Vergüenza me daría promover una Reforma Laboral escrita sólo en beneficio de las grandes empresas, promoviendo el despido masivo de cualquier trabajador con un sueldo superior a mil euros, sin derecho a indemnización, y regateando en lo que le corresponde por ley, después de toda una vida de esfuerzo.
Vergüenza me daría perdonar a los que sacaron del país incontables riquezas y ofrecerles una garantía de anonimato si regresa el producto de sus operaciones fraudulentas, casi siempre obtenido de la contribución ciudadana a las arcas del Estado y sibilinamente llevado a Paraísos fiscales, con la única intención de un enriquecimiento personal e intransferible.

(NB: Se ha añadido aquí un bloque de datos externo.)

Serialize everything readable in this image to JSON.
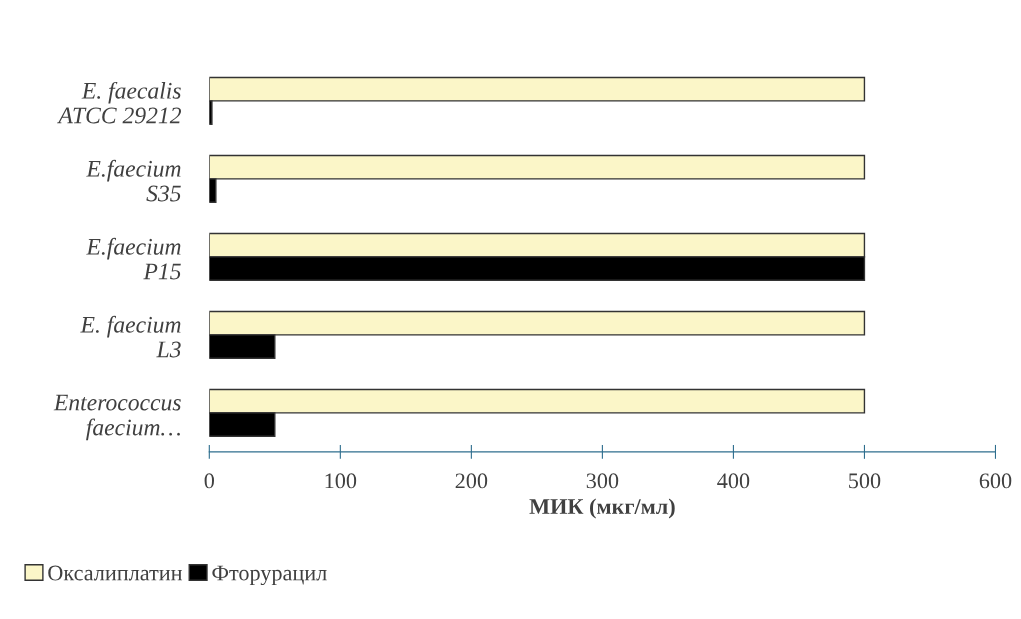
{
  "chart_data": {
    "type": "bar",
    "orientation": "horizontal",
    "xlabel": "МИК (мкг/мл)",
    "categories": [
      "E. faecalis\nATCC 29212",
      "E.faecium\nS35",
      "E.faecium\nP15",
      "E. faecium\nL3",
      "Enterococcus\nfaecium…"
    ],
    "series": [
      {
        "name": "Оксалиплатин",
        "color": "#fbf6c8",
        "values": [
          500,
          500,
          500,
          500,
          500
        ]
      },
      {
        "name": "Фторурацил",
        "color": "#000000",
        "values": [
          2,
          5,
          500,
          50,
          50
        ]
      }
    ],
    "xlim": [
      0,
      600
    ],
    "xticks": [
      0,
      100,
      200,
      300,
      400,
      500,
      600
    ],
    "grid": false,
    "legend": "bottom left"
  }
}
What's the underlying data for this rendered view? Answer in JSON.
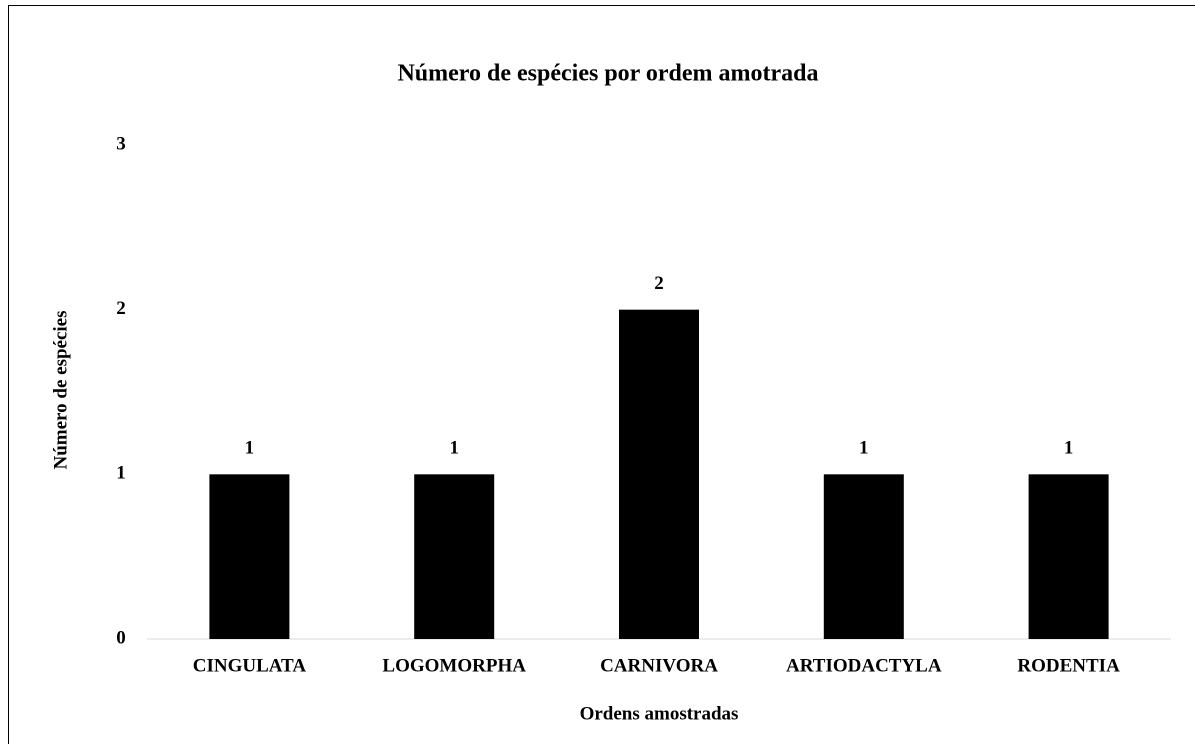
{
  "chart_data": {
    "type": "bar",
    "title": "Número de espécies por ordem amotrada",
    "x_label": "Ordens amostradas",
    "y_label": "Número de espécies",
    "categories": [
      "CINGULATA",
      "LOGOMORPHA",
      "CARNIVORA",
      "ARTIODACTYLA",
      "RODENTIA"
    ],
    "values": [
      1,
      1,
      2,
      1,
      1
    ],
    "color": "#000000",
    "ylim": [
      0,
      3
    ],
    "yticks": [
      0,
      1,
      2,
      3
    ]
  }
}
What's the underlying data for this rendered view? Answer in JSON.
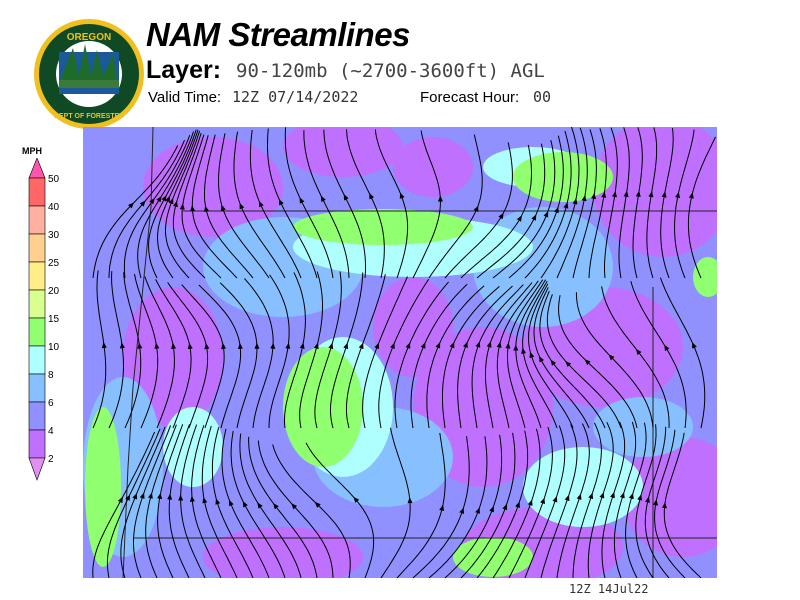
{
  "header": {
    "title": "NAM Streamlines",
    "layer_label": "Layer:",
    "layer_value": "90-120mb (~2700-3600ft) AGL",
    "valid_label": "Valid Time:",
    "valid_value": "12Z 07/14/2022",
    "forecast_label": "Forecast Hour:",
    "forecast_value": "00"
  },
  "logo": {
    "top_text": "OREGON",
    "ring_text": "DEPARTMENT OF FORESTRY"
  },
  "legend": {
    "units": "MPH",
    "levels": [
      "50",
      "40",
      "30",
      "25",
      "20",
      "15",
      "10",
      "8",
      "6",
      "4",
      "2"
    ],
    "colors": {
      "above_50": "#ff55b0",
      "40-50": "#ff6666",
      "30-40": "#ffb0a0",
      "25-30": "#ffd090",
      "20-25": "#ffee88",
      "15-20": "#d8ff90",
      "10-15": "#90ff70",
      "8-10": "#b0ffff",
      "6-8": "#88c0ff",
      "4-6": "#9090ff",
      "2-4": "#c070ff",
      "below_2": "#e090f0"
    }
  },
  "map": {
    "timestamp": "12Z 14Jul22"
  }
}
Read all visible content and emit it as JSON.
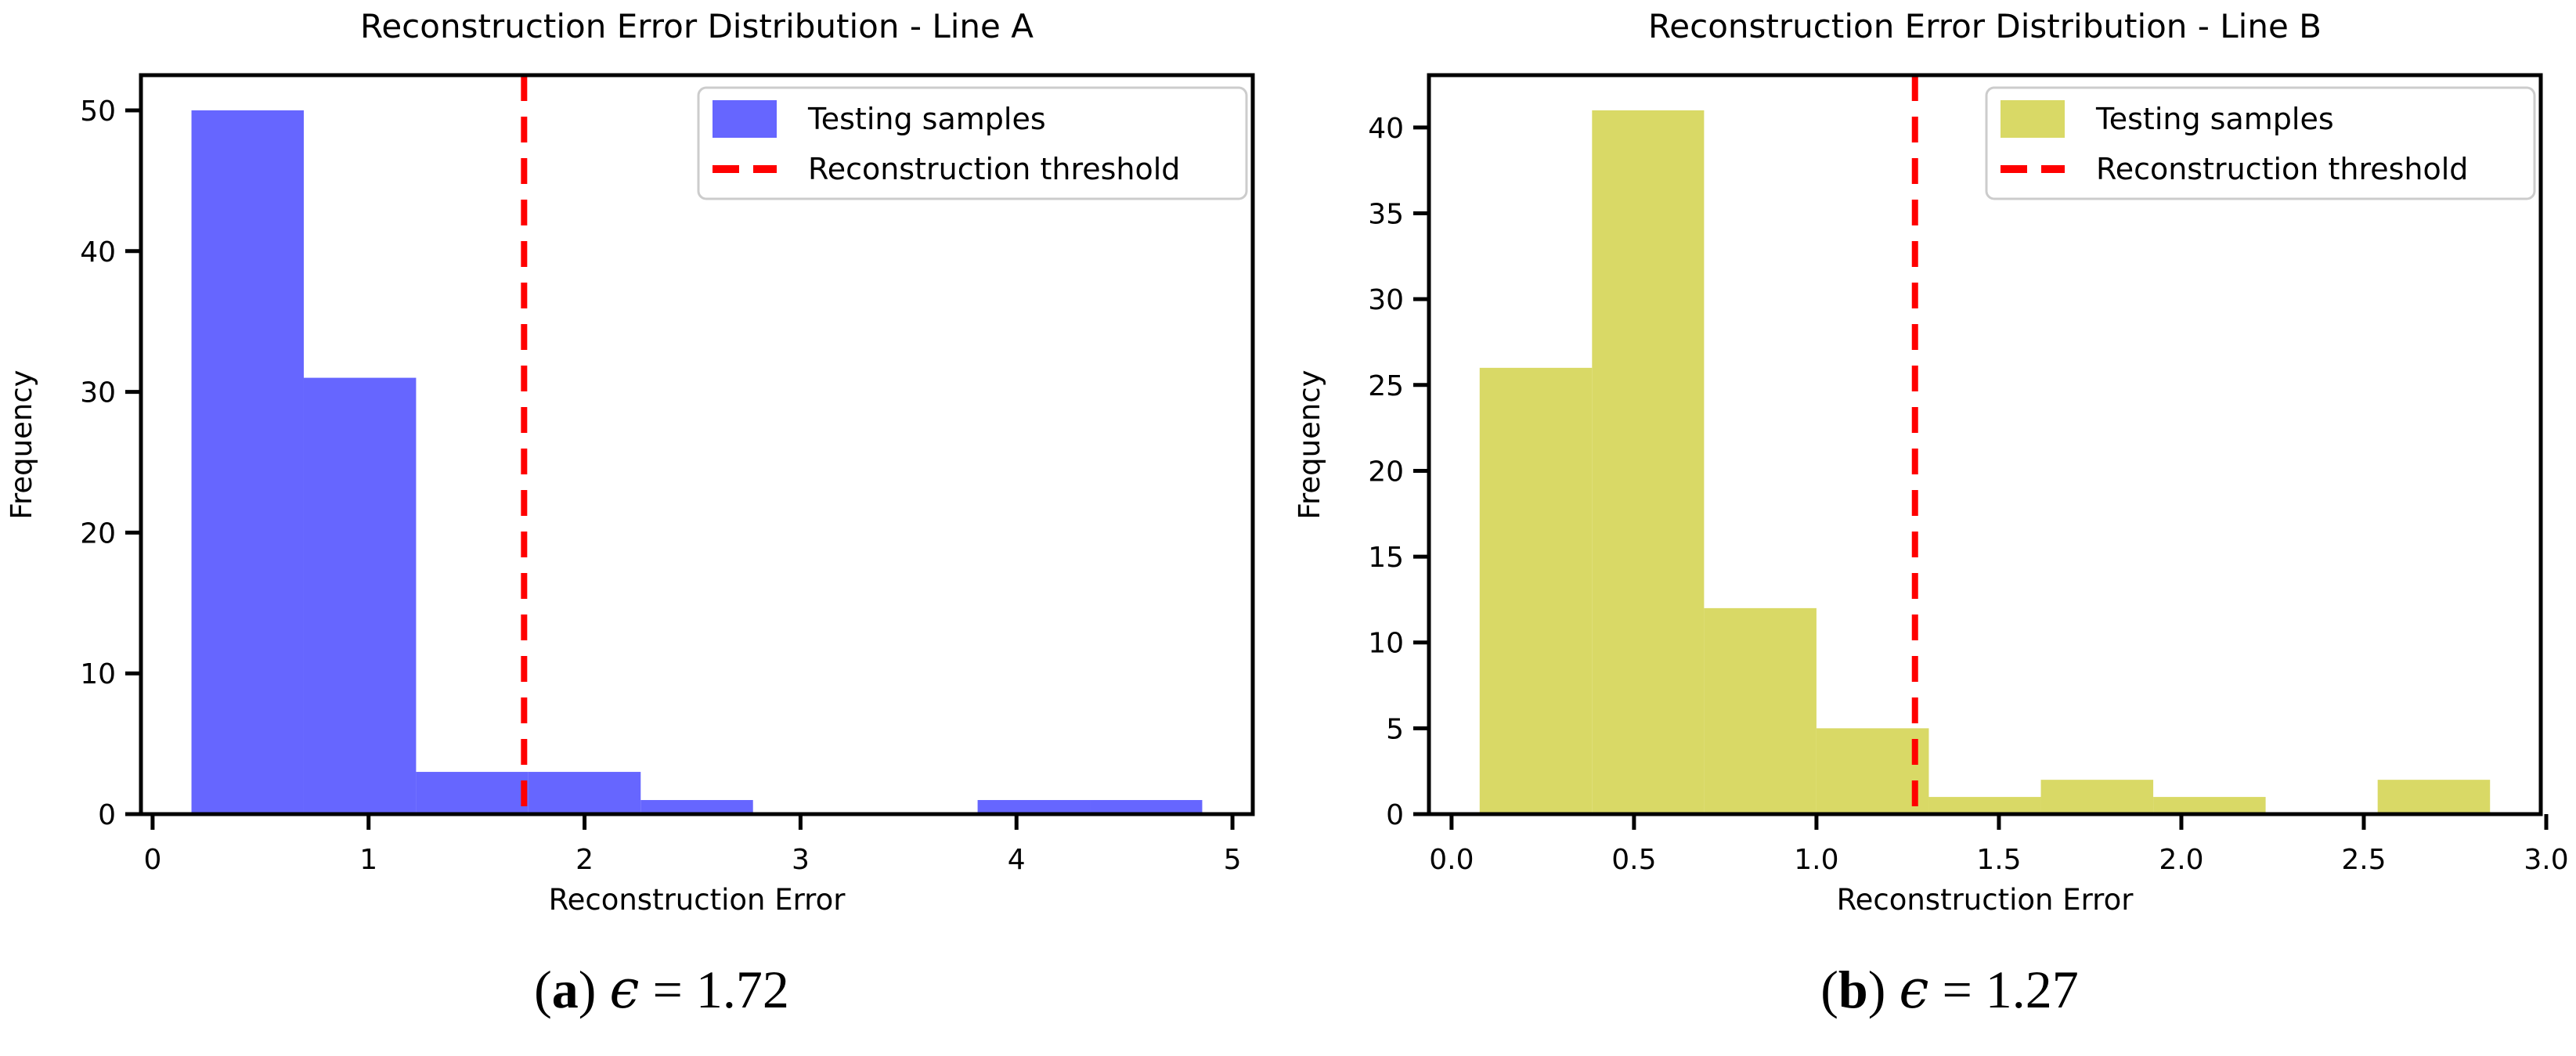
{
  "figure": {
    "background": "#ffffff"
  },
  "chart_data": [
    {
      "type": "bar",
      "subtype": "histogram",
      "panel": "a",
      "title": "Reconstruction Error Distribution - Line A",
      "xlabel": "Reconstruction Error",
      "ylabel": "Frequency",
      "bar_color": "#6666ff",
      "threshold": 1.72,
      "threshold_color": "#ff0000",
      "bin_edges": [
        0.18,
        0.7,
        1.22,
        1.74,
        2.26,
        2.78,
        3.3,
        3.82,
        4.34,
        4.86
      ],
      "counts": [
        50,
        31,
        3,
        3,
        1,
        0,
        0,
        1,
        1
      ],
      "xlim": [
        -0.054,
        5.094
      ],
      "ylim": [
        0,
        52.5
      ],
      "xticks": [
        0,
        1,
        2,
        3,
        4,
        5
      ],
      "xtick_labels": [
        "0",
        "1",
        "2",
        "3",
        "4",
        "5"
      ],
      "yticks": [
        0,
        10,
        20,
        30,
        40,
        50
      ],
      "ytick_labels": [
        "0",
        "10",
        "20",
        "30",
        "40",
        "50"
      ],
      "legend": [
        "Testing samples",
        "Reconstruction threshold"
      ],
      "legend_position": "upper right",
      "grid": false
    },
    {
      "type": "bar",
      "subtype": "histogram",
      "panel": "b",
      "title": "Reconstruction Error Distribution - Line B",
      "xlabel": "Reconstruction Error",
      "ylabel": "Frequency",
      "bar_color": "#d9d966",
      "threshold": 1.27,
      "threshold_color": "#ff0000",
      "bin_edges": [
        0.077,
        0.385,
        0.692,
        1.0,
        1.308,
        1.615,
        1.923,
        2.231,
        2.538,
        2.846
      ],
      "counts": [
        26,
        41,
        12,
        5,
        1,
        2,
        1,
        0,
        2
      ],
      "xlim": [
        -0.062,
        2.985
      ],
      "ylim": [
        0,
        43.05
      ],
      "xticks": [
        0,
        0.5,
        1.0,
        1.5,
        2.0,
        2.5,
        3.0
      ],
      "xtick_labels": [
        "0.0",
        "0.5",
        "1.0",
        "1.5",
        "2.0",
        "2.5",
        "3.0"
      ],
      "yticks": [
        0,
        5,
        10,
        15,
        20,
        25,
        30,
        35,
        40
      ],
      "ytick_labels": [
        "0",
        "5",
        "10",
        "15",
        "20",
        "25",
        "30",
        "35",
        "40"
      ],
      "legend": [
        "Testing samples",
        "Reconstruction threshold"
      ],
      "legend_position": "upper right",
      "grid": false
    }
  ],
  "captions": [
    {
      "open": "(",
      "label": "a",
      "close": ") ",
      "symbol": "ϵ",
      "eq": " = 1.72"
    },
    {
      "open": "(",
      "label": "b",
      "close": ") ",
      "symbol": "ϵ",
      "eq": " = 1.27"
    }
  ]
}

Vergüenza me daría, manipular los medios de comunicación a favor de mí mismo, intentando monopolizar la ideología que los gobierna, para dar una imagen de tranquilidad inexistente, que lave mis trapos sucios ante Europa y el Mundo, volviendo a la verticalidad de pensamiento que aparentemente reinaba, en los años de la dictadura.
Vergüenza me daría, tener una tasa de paro juvenil del cincuenta por ciento y permitir que universitarios de intachable expediente, se ocuparan como dependientes de grandes almacenes, ante la imposibilidad de hallar otra salida a sus años de estudio y sacrificio.
Vergüenza me daría, llamarme Presidente de todos los españoles que habitan esta tierra, sin haber entendido uno sólo de los mensajes que me lanzan en las múltiples manifestaciones que reprimo con saña, aludiendo a conspiraciones fantasmas de modernas masonerías, y dando carpetazo a sus peticiones, como si su indignación nada tuviera que ver con mi labor, ni estuviera en mi mano tratar de cambiar el camino, para el bien de la mayoría.
Vergüenza me daría, condenar a mi pueblo al vil garrote de la pobreza y encima decir que lo hago por su bien.